A polymer (A) having a structural unit derived from a cationic group-containing monomer and a structural unit derived from a hydrophobic monomer, and an acid, wherein the total amount of acid per 1 mol of the cationic group is 0.10 mol. % or more and 1.50 mol % or less. The proportion of structural units derived from cationic group-containing monomers relative to 100 parts by mass of the polymer is 50% by mass or more and 95% by mass or less, and the proportion of structural units derived from hydrophobic monomers is 5% by mass or more and 50% by mass. % or less.
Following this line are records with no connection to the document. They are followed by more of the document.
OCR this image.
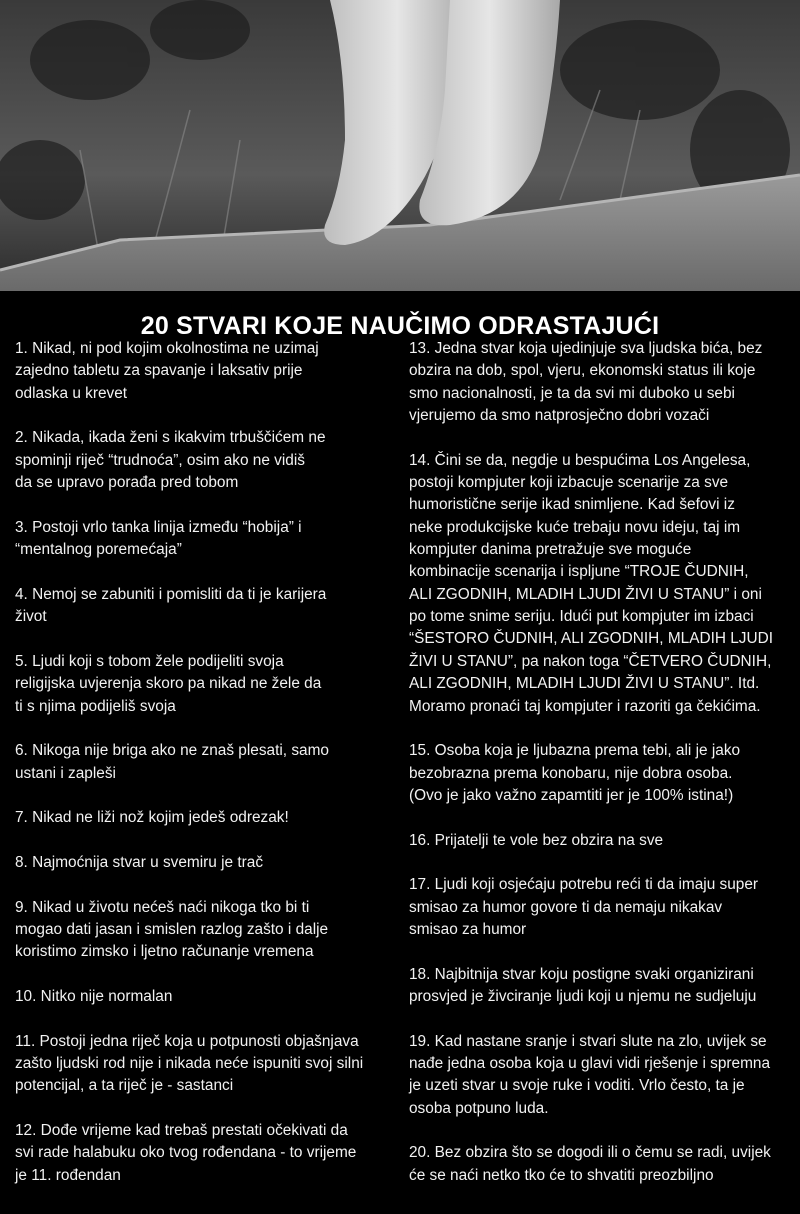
20 STVARI KOJE NAUČIMO ODRASTAJUĆI
1. Nikad, ni pod kojim okolnostima ne uzimaj
zajedno tabletu za spavanje i laksativ prije
odlaska u krevet
2. Nikada, ikada ženi s ikakvim trbuščićem ne
spominji riječ “trudnoća”, osim ako ne vidiš
da se upravo porađa pred tobom
3. Postoji vrlo tanka linija između “hobija” i
“mentalnog poremećaja”
4. Nemoj se zabuniti i pomisliti da ti je karijera
život
5. Ljudi koji s tobom žele podijeliti svoja
religijska uvjerenja skoro pa nikad ne žele da
ti s njima podijeliš svoja
6. Nikoga nije briga ako ne znaš plesati, samo
ustani i zapleši
7. Nikad ne liži nož kojim jedeš odrezak!
8. Najmoćnija stvar u svemiru je trač
9. Nikad u životu nećeš naći nikoga tko bi ti
mogao dati jasan i smislen razlog zašto i dalje
koristimo zimsko i ljetno računanje vremena
10. Nitko nije normalan
11. Postoji jedna riječ koja u potpunosti objašnjava
zašto ljudski rod nije i nikada neće ispuniti svoj silni
potencijal, a ta riječ je - sastanci
12. Dođe vrijeme kad trebaš prestati očekivati da
svi rade halabuku oko tvog rođendana - to vrijeme
je 11. rođendan
13. Jedna stvar koja ujedinjuje sva ljudska bića, bez
obzira na dob, spol, vjeru, ekonomski status ili koje
smo nacionalnosti, je ta da svi mi duboko u sebi
vjerujemo da smo natprosječno dobri vozači
14. Čini se da, negdje u bespućima Los Angelesa,
postoji kompjuter koji izbacuje scenarije za sve
humoristične serije ikad snimljene. Kad šefovi iz
neke produkcijske kuće trebaju novu ideju, taj im
kompjuter danima pretražuje sve moguće
kombinacije scenarija i ispljune “TROJE ČUDNIH,
ALI ZGODNIH, MLADIH LJUDI ŽIVI U STANU” i oni
po tome snime seriju. Idući put kompjuter im izbaci
“ŠESTORO ČUDNIH, ALI ZGODNIH, MLADIH LJUDI
ŽIVI U STANU”, pa nakon toga “ČETVERO ČUDNIH,
ALI ZGODNIH, MLADIH LJUDI ŽIVI U STANU”. Itd.
Moramo pronaći taj kompjuter i razoriti ga čekićima.
15. Osoba koja je ljubazna prema tebi, ali je jako
bezobrazna prema konobaru, nije dobra osoba.
(Ovo je jako važno zapamtiti jer je 100% istina!)
16. Prijatelji te vole bez obzira na sve
17. Ljudi koji osjećaju potrebu reći ti da imaju super
smisao za humor govore ti da nemaju nikakav
smisao za humor
18. Najbitnija stvar koju postigne svaki organizirani
prosvjed je živciranje ljudi koji u njemu ne sudjeluju
19. Kad nastane sranje i stvari slute na zlo, uvijek se
nađe jedna osoba koja u glavi vidi rješenje i spremna
je uzeti stvar u svoje ruke i voditi. Vrlo često, ta je
osoba potpuno luda.
20. Bez obzira što se dogodi ili o čemu se radi, uvijek
će se naći netko tko će to shvatiti preozbiljno
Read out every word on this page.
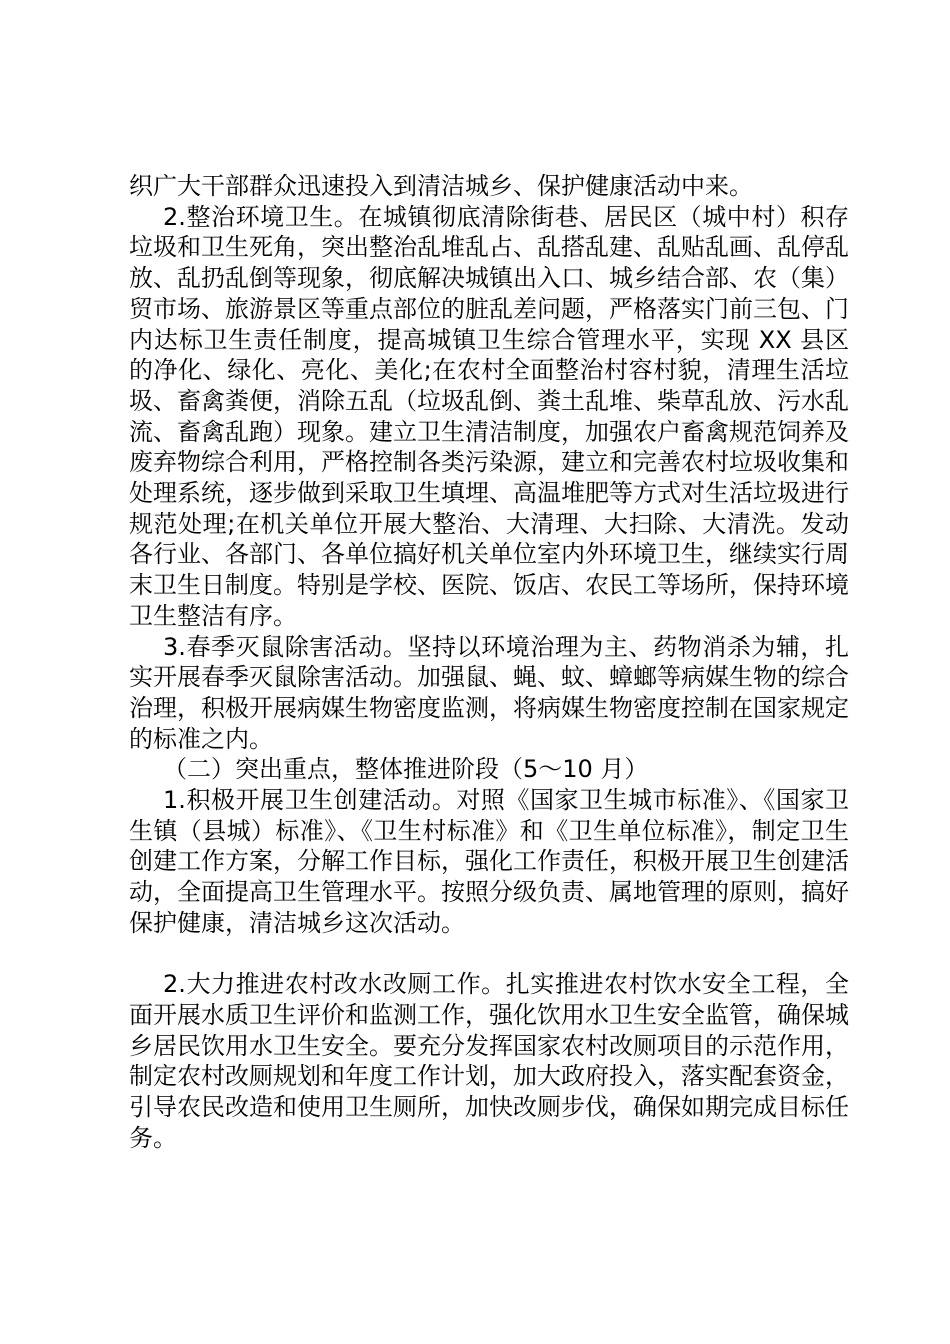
织广大干部群众迅速投入到清洁城乡、保护健康活动中来。

2.整治环境卫生。在城镇彻底清除街巷、居民区（城中村）积存垃圾和卫生死角，突出整治乱堆乱占、乱搭乱建、乱贴乱画、乱停乱放、乱扔乱倒等现象，彻底解决城镇出入口、城乡结合部、农（集）贸市场、旅游景区等重点部位的脏乱差问题，严格落实门前三包、门内达标卫生责任制度，提高城镇卫生综合管理水平，实现 XX 县区的净化、绿化、亮化、美化;在农村全面整治村容村貌，清理生活垃圾、畜禽粪便，消除五乱（垃圾乱倒、粪土乱堆、柴草乱放、污水乱流、畜禽乱跑）现象。建立卫生清洁制度，加强农户畜禽规范饲养及废弃物综合利用，严格控制各类污染源，建立和完善农村垃圾收集和处理系统，逐步做到采取卫生填埋、高温堆肥等方式对生活垃圾进行规范处理;在机关单位开展大整治、大清理、大扫除、大清洗。发动各行业、各部门、各单位搞好机关单位室内外环境卫生，继续实行周末卫生日制度。特别是学校、医院、饭店、农民工等场所，保持环境卫生整洁有序。

3.春季灭鼠除害活动。坚持以环境治理为主、药物消杀为辅，扎实开展春季灭鼠除害活动。加强鼠、蝇、蚊、蟑螂等病媒生物的综合治理，积极开展病媒生物密度监测，将病媒生物密度控制在国家规定的标准之内。

（二）突出重点，整体推进阶段（5～10 月）

1.积极开展卫生创建活动。对照《国家卫生城市标准》、《国家卫生镇（县城）标准》、《卫生村标准》和《卫生单位标准》，制定卫生创建工作方案，分解工作目标，强化工作责任，积极开展卫生创建活动，全面提高卫生管理水平。按照分级负责、属地管理的原则，搞好保护健康，清洁城乡这次活动。

2.大力推进农村改水改厕工作。扎实推进农村饮水安全工程，全面开展水质卫生评价和监测工作，强化饮用水卫生安全监管，确保城乡居民饮用水卫生安全。要充分发挥国家农村改厕项目的示范作用，制定农村改厕规划和年度工作计划，加大政府投入，落实配套资金，引导农民改造和使用卫生厕所，加快改厕步伐，确保如期完成目标任务。
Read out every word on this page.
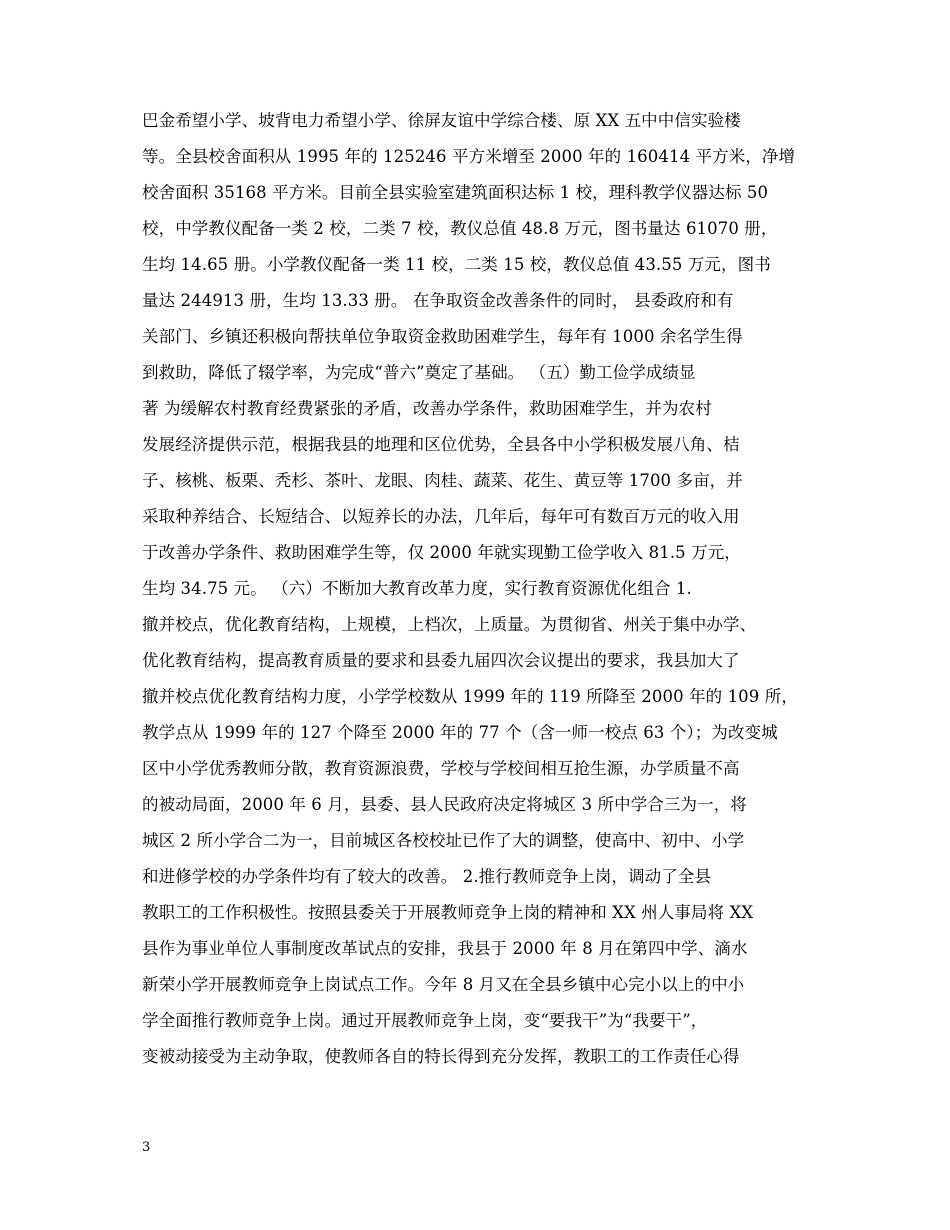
巴金希望小学、坡背电力希望小学、徐屏友谊中学综合楼、原 XX 五中中信实验楼
等。全县校舍面积从 1995 年的 125246 平方米增至 2000 年的 160414 平方米，净增
校舍面积 35168 平方米。目前全县实验室建筑面积达标 1 校，理科教学仪器达标 50
校，中学教仪配备一类 2 校，二类 7 校，教仪总值 48.8 万元，图书量达 61070 册，
生均 14.65 册。小学教仪配备一类 11 校，二类 15 校，教仪总值 43.55 万元，图书
量达 244913 册，生均 13.33 册。 在争取资金改善条件的同时， 县委政府和有
关部门、乡镇还积极向帮扶单位争取资金救助困难学生，每年有 1000 余名学生得
到救助，降低了辍学率，为完成“普六”奠定了基础。 （五）勤工俭学成绩显
著 为缓解农村教育经费紧张的矛盾，改善办学条件，救助困难学生，并为农村
发展经济提供示范，根据我县的地理和区位优势，全县各中小学积极发展八角、桔
子、核桃、板栗、秃杉、茶叶、龙眼、肉桂、蔬菜、花生、黄豆等 1700 多亩，并
采取种养结合、长短结合、以短养长的办法，几年后，每年可有数百万元的收入用
于改善办学条件、救助困难学生等，仅 2000 年就实现勤工俭学收入 81.5 万元，
生均 34.75 元。 （六）不断加大教育改革力度，实行教育资源优化组合 1.
撤并校点，优化教育结构，上规模，上档次，上质量。为贯彻省、州关于集中办学、
优化教育结构，提高教育质量的要求和县委九届四次会议提出的要求，我县加大了
撤并校点优化教育结构力度，小学学校数从 1999 年的 119 所降至 2000 年的 109 所，
教学点从 1999 年的 127 个降至 2000 年的 77 个（含一师一校点 63 个）；为改变城
区中小学优秀教师分散，教育资源浪费，学校与学校间相互抢生源，办学质量不高
的被动局面，2000 年 6 月，县委、县人民政府决定将城区 3 所中学合三为一，将
城区 2 所小学合二为一，目前城区各校校址已作了大的调整，使高中、初中、小学
和进修学校的办学条件均有了较大的改善。 2.推行教师竞争上岗，调动了全县
教职工的工作积极性。按照县委关于开展教师竞争上岗的精神和 XX 州人事局将 XX
县作为事业单位人事制度改革试点的安排，我县于 2000 年 8 月在第四中学、滴水
新荣小学开展教师竞争上岗试点工作。今年 8 月又在全县乡镇中心完小以上的中小
学全面推行教师竞争上岗。通过开展教师竞争上岗，变“要我干”为“我要干”，
变被动接受为主动争取，使教师各自的特长得到充分发挥，教职工的工作责任心得
3
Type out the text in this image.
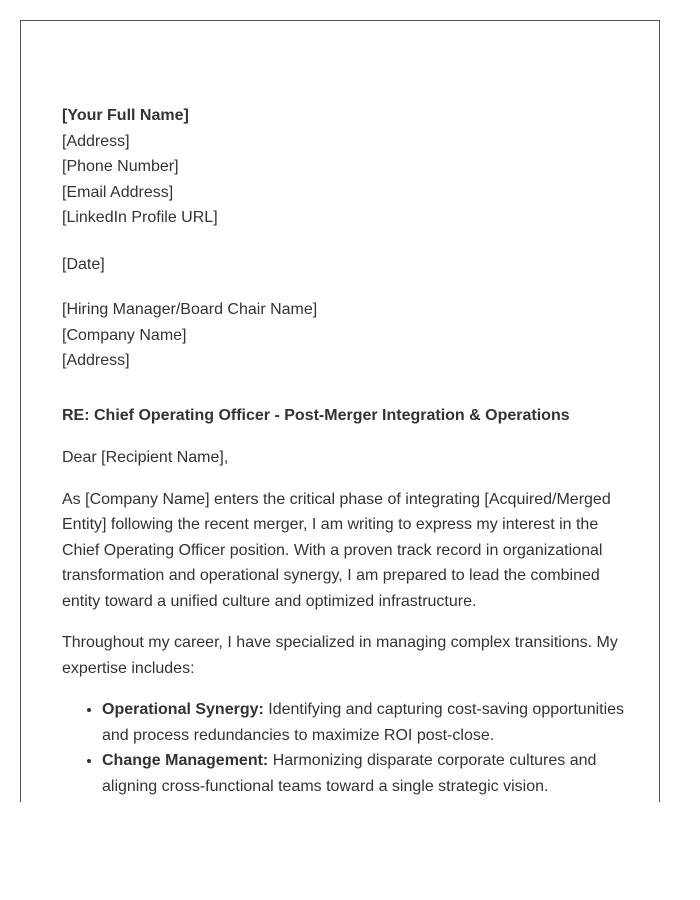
[Your Full Name]
[Address]
[Phone Number]
[Email Address]
[LinkedIn Profile URL]
[Date]
[Hiring Manager/Board Chair Name]
[Company Name]
[Address]
RE: Chief Operating Officer - Post-Merger Integration & Operations
Dear [Recipient Name],

As [Company Name] enters the critical phase of integrating [Acquired/Merged Entity] following the recent merger, I am writing to express my interest in the Chief Operating Officer position. With a proven track record in organizational transformation and operational synergy, I am prepared to lead the combined entity toward a unified culture and optimized infrastructure.

Throughout my career, I have specialized in managing complex transitions. My expertise includes:

• Operational Synergy: Identifying and capturing cost-saving opportunities and process redundancies to maximize ROI post-close.
• Change Management: Harmonizing disparate corporate cultures and aligning cross-functional teams toward a single strategic vision.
The acid is one or more compounds (B) selected from the group consisting of phosphoric acid, multiple carboxy group-containing compounds, multiple phosphoric acid group-containing compounds, hydroxycarboxylic acid group-containing compounds, amino acid derivatives and ascorbic acid. 3. A composition according to claim 1 or 2. The composition according to any one of claims 1 to 3, which contains a nonionic additive. A cosmetic using the composition according to any one of claims 1 to 4. a step of polymerizing a cationic group-containing monomer and a hydrophobic monomer; and a step of adding an acid to the polymer (A) obtained by the above steps. A method for producing a composition in which the total amount of is 1.50 mol % or less.